Double job pour une seule maman
Après sa séparation, Mathilde, 49 ans, n’a jamais reçu le soutien de son ex-mari pour éduquer leur fille
“Michel et moi n’étions pas mariés, mais lors de notre séparation, j’ai tenu à passer devant le tribunal de la jeunesse pour déterminer clairement les droits et les devoirs de chacun par rapport à l’éducation de notre fille, Manon. À l’époque, je cumulais deux jobs (un poste d’enseignante et mon métier d’infirmière), mais je gagnais tout de même deux fois moins que mon ex. Malgré ça, nous avons décidé de verser chacun 200 euros par mois sur le compte de Manon. En optant pour ce système équitable, j’avais l’impression de ne pas le léser. Cette somme devait permettre de couvrir les frais exceptionnels. Pour le reste, nous avions convenu d’accueillir Manon en garde alternée.
La médiocrité de mon ex ne doit pas mettre notre fille en difficulté
Michel n’a jamais vraiment tenu compte de cet accord: il payait avec du retard ou ne payait plus du tout pendant trois mois, puis me remboursait deux mensualités en une fois. La troisième, il feignait de l’oublier. Quand notre fille a eu 16 ans, c’est elle qui utilisait sa carte bancaire pour régler certains frais. La plupart du temps, le compte n’était pas suffisamment alimenté et je devais compenser. Je n’ai pas jugé opportun de me tourner vers un avocat. Quant au SECAL, je n’avais pas la possibilité, compte tenu de mon salaire jugé trop élevé, d’avoir accès à leur service. Le plus dingue dans tout ça, c’est que si je n’avais pas cumulé deux salaires, je n’aurais pas pu financer l’éducation de Manon comme je l’ai fait.

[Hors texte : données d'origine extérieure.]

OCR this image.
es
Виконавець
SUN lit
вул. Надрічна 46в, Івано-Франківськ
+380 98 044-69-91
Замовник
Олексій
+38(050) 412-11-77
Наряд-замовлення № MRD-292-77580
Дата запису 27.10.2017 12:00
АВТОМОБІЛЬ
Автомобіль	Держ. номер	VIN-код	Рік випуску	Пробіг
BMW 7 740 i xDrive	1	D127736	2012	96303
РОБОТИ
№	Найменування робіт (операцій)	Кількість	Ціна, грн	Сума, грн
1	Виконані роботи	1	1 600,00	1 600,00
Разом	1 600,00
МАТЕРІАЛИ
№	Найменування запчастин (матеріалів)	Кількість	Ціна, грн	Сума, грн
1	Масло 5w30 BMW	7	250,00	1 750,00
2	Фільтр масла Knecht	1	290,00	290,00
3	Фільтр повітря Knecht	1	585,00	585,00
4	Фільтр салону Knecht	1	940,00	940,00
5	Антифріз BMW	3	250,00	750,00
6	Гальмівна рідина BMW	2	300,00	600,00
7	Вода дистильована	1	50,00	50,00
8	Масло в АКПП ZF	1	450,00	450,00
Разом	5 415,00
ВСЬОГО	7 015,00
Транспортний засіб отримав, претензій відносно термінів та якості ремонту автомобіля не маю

Le remariage de mon ex et le fait qu’il soit devenu deux fois papa par la suite n’ont pas arrangé les choses. Non seulement je devais assurer seule les frais d’université de ma fille, mais j’ai très vite compris qu’elle n’était pas traitée avec respect par son père. Quand elle revenait chez lui après une semaine, il avait par exemple descendu son bureau à la cave. Il a aussi essayé de la manipuler en lui faisant signer un document dans lequel elle affirmait qu’elle n’avait besoin que de 100 euros par mois au lieu des 200 prévus. Il y a cinq ans, à l’âge de 20 ans, elle a choisi de ne plus passer un seul jour chez lui. C’est donc moi qui ai tout géré financièrement. Cela étant, je n’ai aucun regret. Plutôt que de me lancer dans une procédure longue et onéreuse, j’ai préféré payer sans rien réclamer. Je l’ai fait pour ma fille afin de lui assurer un futur serein. Aujourd’hui, en tant que jeune journaliste, elle ne gagne pas très lourd. Donc, je continue à l’aider. Michel, lui, refuse de lui donner le moindre euro sous prétexte qu’elle a 25 ans. Que puis-je faire à part donner le change? J’estime que la médiocrité de mon ex ne doit pas mettre notre fille en difficulté. Ce bras de fer ne m’aura pas permis d’avoir gain de cause, mais en observant le parcours de Manon et la manière dont elle s’épanouit aujourd’hui dans sa vie de femme, je reste convaincue que j’ai fait le bon choix”.